Cette plaisanterie était très vilaine, car Thiébaud n’était pas, somme toute, un raseur. Il avait des discours, rentrés depuis un certain nombre d’années, à placer, voilà tout. Il tenait aussi à se justifier de son attitude aux environs de 1900 et à se laver des calomnies abjectes, répandues à ce moment-là contre lui. En outre, il attachait aux manœuvres de police, au cabinet noir, au pouvoir occulte, à la franc-maçonnerie, etc., une importance que, pour ma part, j’ai toujours trouvée exagérée. Il abusait des contes de bonne femme à l’usage des personnes crédules et il attribuait trop facilement des projets homicides à tel ou tel. Je n’oublierai jamais le ton nostalgique avec lequel il prononçait ces mots : « Du temps que la Sûreté générale me faisait suivre… » Ou encore : « Le général me fit venir et me dit… Je lui répliquai… Il insista… Si l’on m’avait écouté… »

Oh ! ce « si l’on m’avait écouté !… », avec quelle amertume le lançait l’ancien révisionniste, promenant autour de lui des regards incandescents ! Ses échecs électoraux, terriblement réitérés, le perçaient comme des coups de poignard. Il était persuadé qu’avec lui à la Chambre, la France était sauvée, et qu’elle était perdue sans lui. Quand il trouvait, après le repas, un bon jeune homme, ou un provincial, ou un timide, il lui démontrait cette évidence en cinq secs. Avec moi, il savait qu’il n’y avait rien à faire. Je me serais plutôt sauvé, entre ses jambes, à quatre pattes. Il demeurait alors rue de Verneuil et, quelquefois, quand nous nous retirions, ma femme et moi, il nous disait : « Je vous accompagne. J’habite si près de chez vous. Je ne vous embête pas au moins ?
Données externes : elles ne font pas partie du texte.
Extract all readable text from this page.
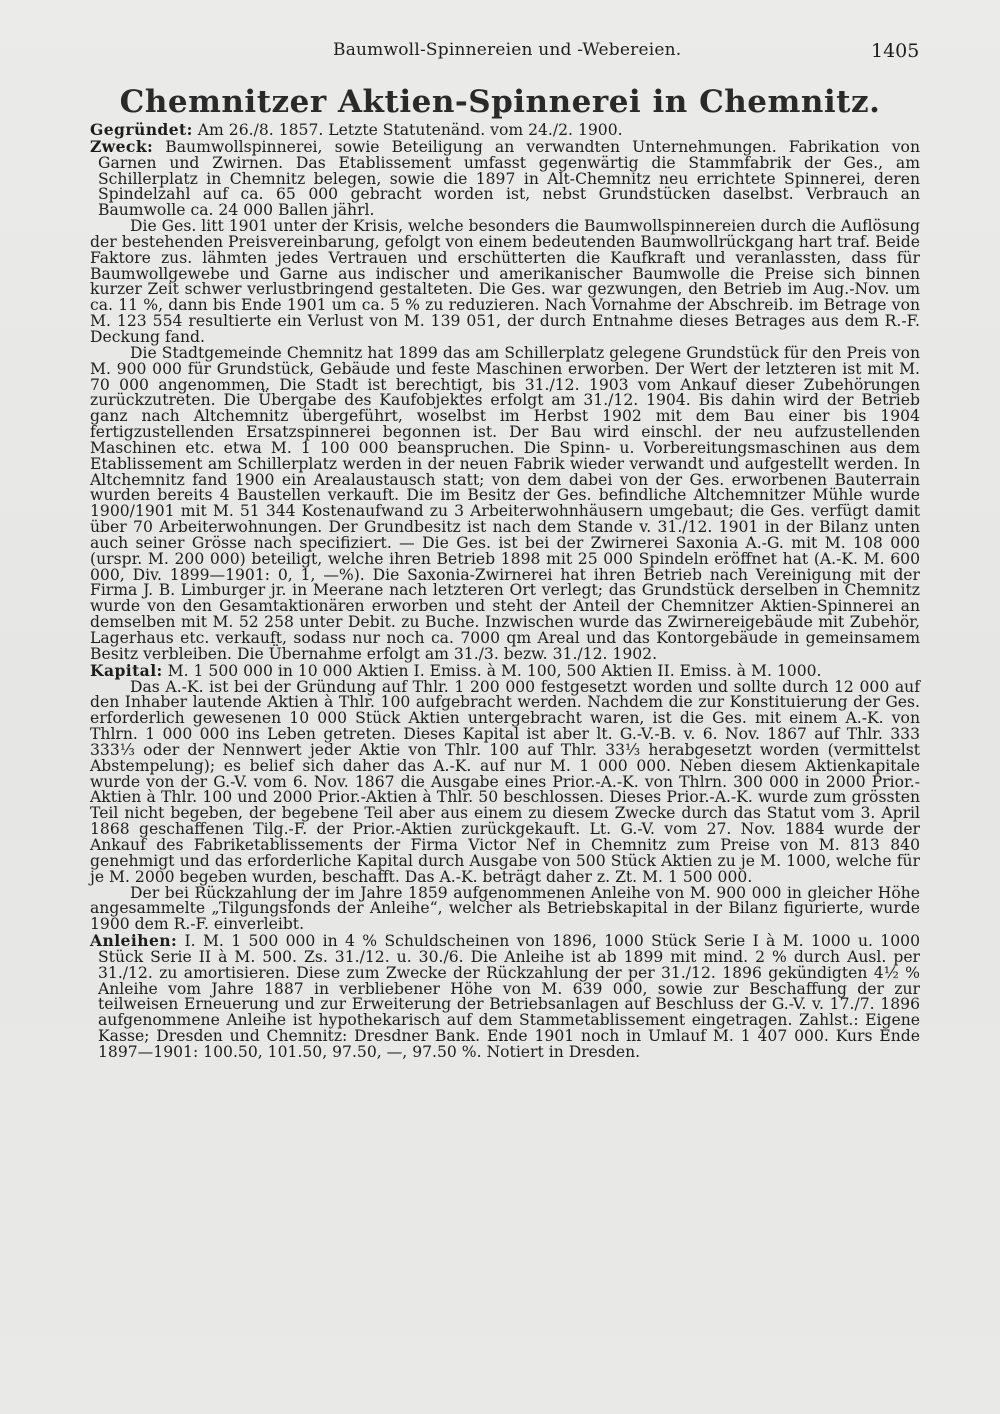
Baumwoll-Spinnereien und -Webereien.	1405
Chemnitzer Aktien-Spinnerei in Chemnitz.

Gegründet: Am 26./8. 1857. Letzte Statutenänd. vom 24./2. 1900.

Zweck: Baumwollspinnerei, sowie Beteiligung an verwandten Unternehmungen. Fabrikation von Garnen und Zwirnen. Das Etablissement umfasst gegenwärtig die Stammfabrik der Ges., am Schillerplatz in Chemnitz belegen, sowie die 1897 in Alt-Chemnitz neu errichtete Spinnerei, deren Spindelzahl auf ca. 65 000 gebracht worden ist, nebst Grundstücken daselbst. Verbrauch an Baumwolle ca. 24 000 Ballen jährl.

Die Ges. litt 1901 unter der Krisis, welche besonders die Baumwollspinnereien durch die Auflösung der bestehenden Preisvereinbarung, gefolgt von einem bedeutenden Baumwollrückgang hart traf. Beide Faktore zus. lähmten jedes Vertrauen und erschütterten die Kaufkraft und veranlassten, dass für Baumwollgewebe und Garne aus indischer und amerikanischer Baumwolle die Preise sich binnen kurzer Zeit schwer verlustbringend gestalteten. Die Ges. war gezwungen, den Betrieb im Aug.-Nov. um ca. 11 %, dann bis Ende 1901 um ca. 5 % zu reduzieren. Nach Vornahme der Abschreib. im Betrage von M. 123 554 resultierte ein Verlust von M. 139 051, der durch Entnahme dieses Betrages aus dem R.-F. Deckung fand.

Die Stadtgemeinde Chemnitz hat 1899 das am Schillerplatz gelegene Grundstück für den Preis von M. 900 000 für Grundstück, Gebäude und feste Maschinen erworben. Der Wert der letzteren ist mit M. 70 000 angenommen. Die Stadt ist berechtigt, bis 31./12. 1903 vom Ankauf dieser Zubehörungen zurückzutreten. Die Übergabe des Kaufobjektes erfolgt am 31./12. 1904. Bis dahin wird der Betrieb ganz nach Altchemnitz übergeführt, woselbst im Herbst 1902 mit dem Bau einer bis 1904 fertigzustellenden Ersatzspinnerei begonnen ist. Der Bau wird einschl. der neu aufzustellenden Maschinen etc. etwa M. 1 100 000 beanspruchen. Die Spinn- u. Vorbereitungsmaschinen aus dem Etablissement am Schillerplatz werden in der neuen Fabrik wieder verwandt und aufgestellt werden. In Altchemnitz fand 1900 ein Arealaustausch statt; von dem dabei von der Ges. erworbenen Bauterrain wurden bereits 4 Baustellen verkauft. Die im Besitz der Ges. befindliche Altchemnitzer Mühle wurde 1900/1901 mit M. 51 344 Kostenaufwand zu 3 Arbeiterwohnhäusern umgebaut; die Ges. verfügt damit über 70 Arbeiterwohnungen. Der Grundbesitz ist nach dem Stande v. 31./12. 1901 in der Bilanz unten auch seiner Grösse nach specifiziert. — Die Ges. ist bei der Zwirnerei Saxonia A.-G. mit M. 108 000 (urspr. M. 200 000) beteiligt, welche ihren Betrieb 1898 mit 25 000 Spindeln eröffnet hat (A.-K. M. 600 000, Div. 1899—1901: 0, 1, —%). Die Saxonia-Zwirnerei hat ihren Betrieb nach Vereinigung mit der Firma J. B. Limburger jr. in Meerane nach letzteren Ort verlegt; das Grundstück derselben in Chemnitz wurde von den Gesamtaktionären erworben und steht der Anteil der Chemnitzer Aktien-Spinnerei an demselben mit M. 52 258 unter Debit. zu Buche. Inzwischen wurde das Zwirnereigebäude mit Zubehör, Lagerhaus etc. verkauft, sodass nur noch ca. 7000 qm Areal und das Kontorgebäude in gemeinsamem Besitz verbleiben. Die Übernahme erfolgt am 31./3. bezw. 31./12. 1902.

Kapital: M. 1 500 000 in 10 000 Aktien I. Emiss. à M. 100, 500 Aktien II. Emiss. à M. 1000.

Das A.-K. ist bei der Gründung auf Thlr. 1 200 000 festgesetzt worden und sollte durch 12 000 auf den Inhaber lautende Aktien à Thlr. 100 aufgebracht werden. Nachdem die zur Konstituierung der Ges. erforderlich gewesenen 10 000 Stück Aktien untergebracht waren, ist die Ges. mit einem A.-K. von Thlrn. 1 000 000 ins Leben getreten. Dieses Kapital ist aber lt. G.-V.-B. v. 6. Nov. 1867 auf Thlr. 333 333⅓ oder der Nennwert jeder Aktie von Thlr. 100 auf Thlr. 33⅓ herabgesetzt worden (vermittelst Abstempelung); es belief sich daher das A.-K. auf nur M. 1 000 000. Neben diesem Aktienkapitale wurde von der G.-V. vom 6. Nov. 1867 die Ausgabe eines Prior.-A.-K. von Thlrn. 300 000 in 2000 Prior.-Aktien à Thlr. 100 und 2000 Prior.-Aktien à Thlr. 50 beschlossen. Dieses Prior.-A.-K. wurde zum grössten Teil nicht begeben, der begebene Teil aber aus einem zu diesem Zwecke durch das Statut vom 3. April 1868 geschaffenen Tilg.-F. der Prior.-Aktien zurückgekauft. Lt. G.-V. vom 27. Nov. 1884 wurde der Ankauf des Fabriketablissements der Firma Victor Nef in Chemnitz zum Preise von M. 813 840 genehmigt und das erforderliche Kapital durch Ausgabe von 500 Stück Aktien zu je M. 1000, welche für je M. 2000 begeben wurden, beschafft. Das A.-K. beträgt daher z. Zt. M. 1 500 000.

Der bei Rückzahlung der im Jahre 1859 aufgenommenen Anleihe von M. 900 000 in gleicher Höhe angesammelte „Tilgungsfonds der Anleihe“, welcher als Betriebskapital in der Bilanz figurierte, wurde 1900 dem R.-F. einverleibt.

Anleihen: I. M. 1 500 000 in 4 % Schuldscheinen von 1896, 1000 Stück Serie I à M. 1000 u. 1000 Stück Serie II à M. 500. Zs. 31./12. u. 30./6. Die Anleihe ist ab 1899 mit mind. 2 % durch Ausl. per 31./12. zu amortisieren. Diese zum Zwecke der Rückzahlung der per 31./12. 1896 gekündigten 4½ % Anleihe vom Jahre 1887 in verbliebener Höhe von M. 639 000, sowie zur Beschaffung der zur teilweisen Erneuerung und zur Erweiterung der Betriebsanlagen auf Beschluss der G.-V. v. 17./7. 1896 aufgenommene Anleihe ist hypothekarisch auf dem Stammetablissement eingetragen. Zahlst.: Eigene Kasse; Dresden und Chemnitz: Dresdner Bank. Ende 1901 noch in Umlauf M. 1 407 000. Kurs Ende 1897—1901: 100.50, 101.50, 97.50, —, 97.50 %. Notiert in Dresden.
— Mais non. Mais comment pouvez-vous croire ? » Sitôt dans le fiacre, il nous déclamait du Hugo inférieur ou du sous-Corneille, afin de nous prouver que l’amour des lettres n’était pas tout à fait mort chez lui. Puis il soupirait : « C’est bête de vieillir, sans avoir réalisé ce que l’on souhaitait ». Là-dessus, il descendait vivement et disparaissait dans les ténèbres, comme dans cet oubli qu’il détestait.